The entrepreneurial nature of the US health care system coupled with technical advances greatly decreasing the cost of genome scanning have created a market for direct-to-consumer genome-wide scanning for disease risks. These tests, which purport to identify relative risk for 20-40 diseases, are typically priced at $400-2,000. Proponents of the tests, aside from their obvious profit motive, claim that they help patients track their health more carefully, following screening recommendations and making better lifestyle choices; while opponents claim they have little clinical utility, are disconnected from the patient’s physician, may cause undue anxiety and lead to unnecessary tests or procedures. Research published in the New England Journal of Medicine attempts to evaluate the effects of DTC genetic testing. (NEJM Article)
A commercial test was used by the approximately 2000 subjects, with results provided in the form of lifetime and average risks. Genetic counselors were also made available by the testing company. The subjects were surveyed at baseline and at two follow-up periods. The study outcomes were changes in exercise, changes in dietary fat, changes in anxiety level and test-specific stress and use of screening tests. Overall, no significant change was noted from baseline to follow-up in regard to level of anxiety, dietary fat intake or amount of exercise. Ninety percent plus of the participants had no significant test-related distress. Overall the participants were evenly divided on whether they intended to follow-up with more medical screenings or tests, although people with higher risk scores were more likely to indicate an intent to have more tests and a few individuals indicated they would seek many more tests.
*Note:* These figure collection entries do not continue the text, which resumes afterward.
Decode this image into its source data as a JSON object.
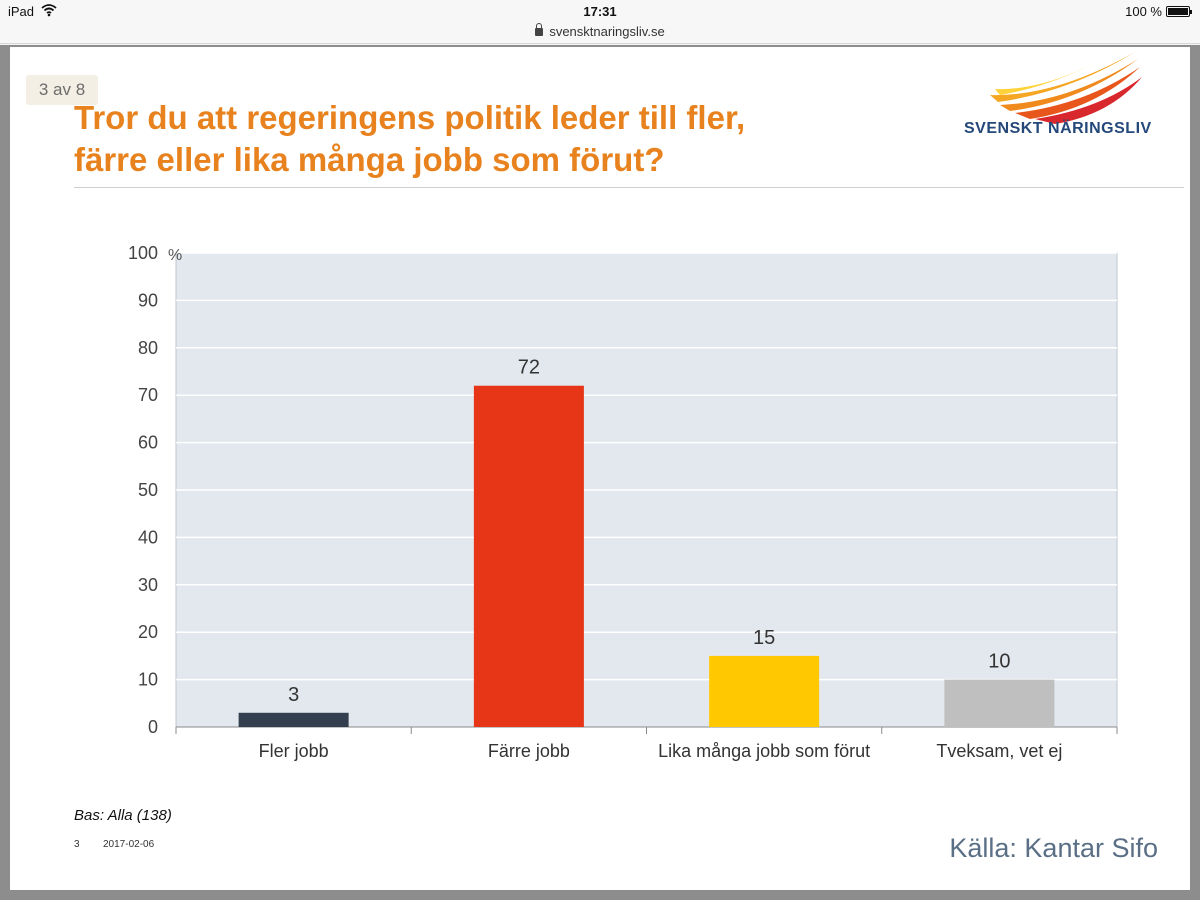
{
  "status_bar": {
    "device": "iPad",
    "time": "17:31",
    "battery": "100 %"
  },
  "browser": {
    "url": "svensktnaringsliv.se"
  },
  "slide": {
    "page_badge": "3 av 8",
    "title_line1": "Tror du att regeringens politik leder till fler,",
    "title_line2": "färre eller lika många jobb som förut?",
    "logo_text": "SVENSKT NÄRINGSLIV",
    "base_note": "Bas: Alla (138)",
    "footer_page": "3",
    "footer_date": "2017-02-06",
    "source": "Källa: Kantar Sifo"
  },
  "colors": {
    "title": "#e8821e",
    "plot_bg": "#e3e8ee",
    "fler": "#333f4f",
    "farre": "#e63517",
    "lika": "#ffc800",
    "tveksam": "#bfbfbf"
  },
  "chart_data": {
    "type": "bar",
    "title": "Tror du att regeringens politik leder till fler, färre eller lika många jobb som förut?",
    "ylabel": "%",
    "ylim": [
      0,
      100
    ],
    "yticks": [
      "0",
      "10",
      "20",
      "30",
      "40",
      "50",
      "60",
      "70",
      "80",
      "90",
      "100"
    ],
    "categories": [
      "Fler jobb",
      "Färre jobb",
      "Lika många jobb som förut",
      "Tveksam, vet ej"
    ],
    "values": [
      3,
      72,
      15,
      10
    ],
    "value_labels": [
      "3",
      "72",
      "15",
      "10"
    ],
    "bar_colors": [
      "#333f4f",
      "#e63517",
      "#ffc800",
      "#bfbfbf"
    ],
    "grid": true
  }
}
Only 10% of subjects took advantage of the free opportunity to discuss the results with a genetic counselor and only 26% did discuss the results with their physician, which may support the concern about such testing being disconnected from overall care. The group that talked with their physicians, however, did reduce fat consumption and get more exercise. Of some note is that 44% of the initial participants did not complete the study. These persons may have been more anxiety-prone or had other concerns about the testing. Overall, the research suggests that while DTC testing may not have many adverse effects, it also does little good and so is basically a waste of time and money for the patients choosing it.